Daenerys makes her way to Qarth and allies herself with Xaro Xhoan Daxos, a merchant prince. Ultimately, Xaro proves an unreliable friend and Daenerys is betrayed by the Undying, an order of mages. The House of the Undying is destroyed by Drogon, the largest and fiercest of Daenerys’s dragons. Daenerys and her followers vacate the city quickly by sea, thanks to three ships sent by Magister Illyrio to find her.

  • Lhazar to Vaes Tolorro: approximately 525 miles
  • Vaes Tolorro to Qarth: approximately 525 miles
  • Total: approximately 1,050 miles

 

House of the Undying

The House of the Undying in Qarth, art by Bjarne Hansen for Fantasy Flight Games.

A Storm of Swords

Daenerys’s small fleet is heading west from Qarth to Pentos when Daenerys decides to take it north into Slaver’s Bay. Jorah’s suggestion is that Daenerys hires an army of the Unsullied, the greatest soldiers in Essos. Daenerys does indeed acquire an army of Unsullied in Astapor, the southern-most of the slaver cities, but is so disgusted by the slavers that she uses her new soldiers and her dragons to seize control of the city. The army then marches north to Yunkai. Daenerys fails to take the city but she does convince the Yunkai’i to surrender their slaves to her. Then she marches to Meereen and, thanks to the bravery of Ser Jorah Mormont and Ser Barristan Selmy, takes that city as well. Her advisors urge her to march on Westeros with her newly-acquired forces but Daenerys decides to remain and learn how to rule in Meereen first, fearing that the city will descend into bloodshed, chaos and slavery once more if she leaves.

  • Qarth to Astapor (by sea): approximately 2,325 miles
  • Astapor to Yunkai: approximately 375 miles
  • Yunkai to Meereen: 163 miles
  • Total: approximately 2,863 miles

 

Meereen

Meereen, as depicted in the Telltale adventure game.

A Dance with Dragons

Daenerys’s attempts to bring peace to Meereen founder on cultural differences, economical problems and the resentment of the ruling class. Daenerys attempts to overcome some of these by marrying a local noble, Hizdahr zo Loraq and winning the allegiance of the religious leader, the Green Grace, but ultimately these moves only result in a reprieve whilst those opposed to Daenerys’s liberation of the slave cities attack and destroy Astapor and then besiege Meereen. Daenerys is eventually carried off from the city by her dragon, Drogon, who flies north and east far into the Dothraki Sea and leaves her on a hill she names Dragonstone, in memory of the ancestral Targaryen island fastness in the Narrow Sea. She and Drogon are then surrounded by Dothraki, the khalasar of Khal Jhaqo, one of Drogo’s bloodriders who splintered off after Drogo’s death and formed his own khalasar.

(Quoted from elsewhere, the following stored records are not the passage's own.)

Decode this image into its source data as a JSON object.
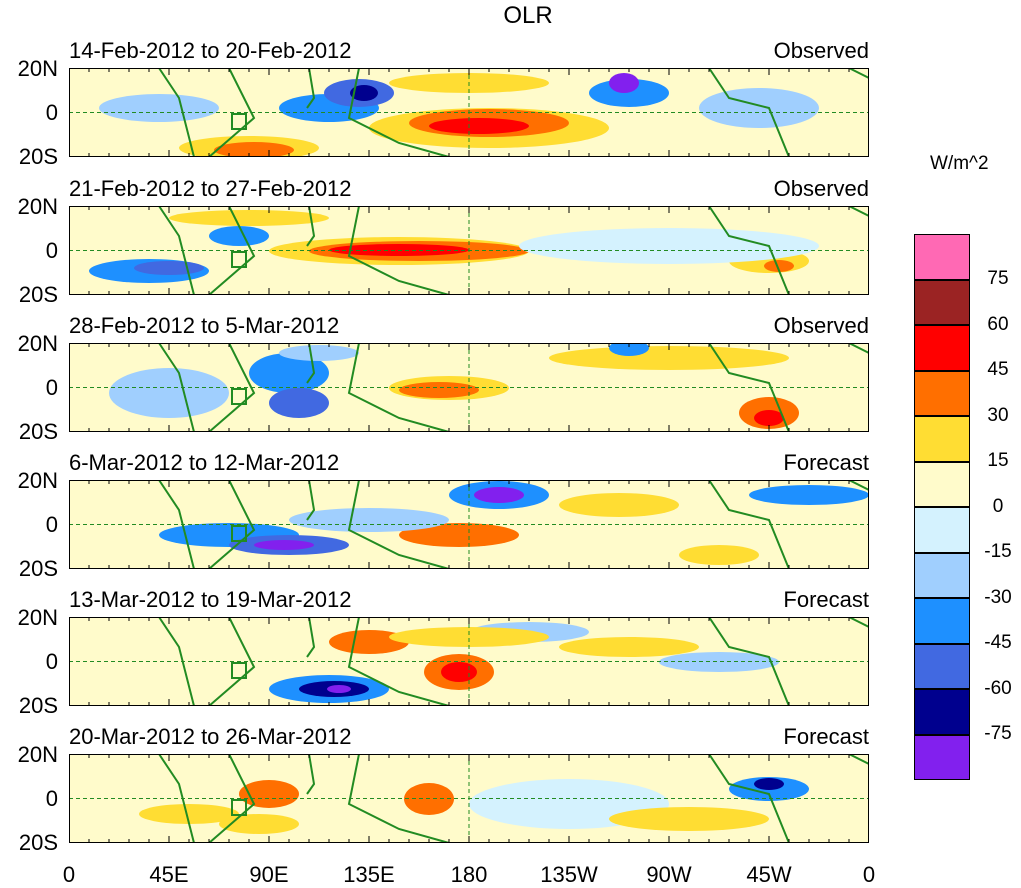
{
  "title": "OLR",
  "panels": [
    {
      "period": "14-Feb-2012 to 20-Feb-2012",
      "type": "Observed"
    },
    {
      "period": "21-Feb-2012 to 27-Feb-2012",
      "type": "Observed"
    },
    {
      "period": "28-Feb-2012 to 5-Mar-2012",
      "type": "Observed"
    },
    {
      "period": "6-Mar-2012 to 12-Mar-2012",
      "type": "Forecast"
    },
    {
      "period": "13-Mar-2012 to 19-Mar-2012",
      "type": "Forecast"
    },
    {
      "period": "20-Mar-2012 to 26-Mar-2012",
      "type": "Forecast"
    }
  ],
  "lat_labels": [
    "20N",
    "0",
    "20S"
  ],
  "lon_labels": [
    "0",
    "45E",
    "90E",
    "135E",
    "180",
    "135W",
    "90W",
    "45W",
    "0"
  ],
  "colorbar": {
    "units": "W/m^2",
    "labels": [
      "75",
      "60",
      "45",
      "30",
      "15",
      "0",
      "-15",
      "-30",
      "-45",
      "-60",
      "-75"
    ],
    "colors": [
      "#ff69b4",
      "#9b2323",
      "#ff0000",
      "#ff6f00",
      "#ffdd33",
      "#fffbcb",
      "#d4f2fe",
      "#a0cffe",
      "#1e90ff",
      "#4169e1",
      "#00008e",
      "#8220ee"
    ]
  }
}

  • Meereen to Dragonstone Hill: very approximately 550 miles
  • Total distance travelled from Pentos in A Game of Thrones: approx. 8,613 miles

 

Daznak's Pit

Drogon and Daenerys Targaryen in Daznak’s Pit in Meereen.

The Winds of Winter

Daenerys’s fate in The Winds of Winter is unknown, of course, although some things seem likely. It is probable that Daenerys will return to Vaes Dothrak to the north-east and use Drogon to impress the Dothraki into following her. With a vast Dothraki horde at her back, she can then do what she long ago vowed to do: returning to Westeros to claim her rights by fire and blood. How this will be achieved, and whether it will be in time to address the threat of the onrushing winter and the rising dead that come with it, is something that for now only George R.R. Martin knows for sure.

 

Hey, will Daenerys be travelling east to reach Westeros via Asshai?

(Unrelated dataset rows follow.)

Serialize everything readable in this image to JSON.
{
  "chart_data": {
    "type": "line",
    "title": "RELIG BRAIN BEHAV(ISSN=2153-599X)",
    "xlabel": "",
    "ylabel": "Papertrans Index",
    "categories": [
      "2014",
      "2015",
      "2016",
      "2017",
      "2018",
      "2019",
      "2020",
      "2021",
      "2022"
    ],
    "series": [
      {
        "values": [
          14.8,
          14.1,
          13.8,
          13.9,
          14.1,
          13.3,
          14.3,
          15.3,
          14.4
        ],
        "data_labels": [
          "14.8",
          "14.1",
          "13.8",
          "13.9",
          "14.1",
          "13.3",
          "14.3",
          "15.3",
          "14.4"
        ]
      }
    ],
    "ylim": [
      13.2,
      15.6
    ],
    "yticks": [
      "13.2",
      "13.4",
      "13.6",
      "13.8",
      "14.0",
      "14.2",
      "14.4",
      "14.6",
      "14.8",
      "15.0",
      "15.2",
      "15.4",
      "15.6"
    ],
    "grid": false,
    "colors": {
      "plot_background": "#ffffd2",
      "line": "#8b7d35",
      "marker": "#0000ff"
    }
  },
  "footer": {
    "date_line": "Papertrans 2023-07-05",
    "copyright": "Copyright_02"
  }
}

This again? No. To do so, Daenerys would have to travel approximately 22,480 miles right around the planet, almost completely circumnavigating it. This is instead of travelling west just 3,000 miles to get back to Westeros. Given the limitations of sailing technology (and, without known islands for the dragons to fly and hop across whatever ocean lies east of Essos, she would have to sail), this will take several years and likely remove Daenerys from the story until long after the ultimate victory of the Others.

The reference of going east to go west is likely referring to what we’ve seen already: Daenerys going back to Vaes Dothrak to complete what she started before, and travelling in a huge circle around Slaver’s Bay and the Dothraki Sea before she can finally strike for home.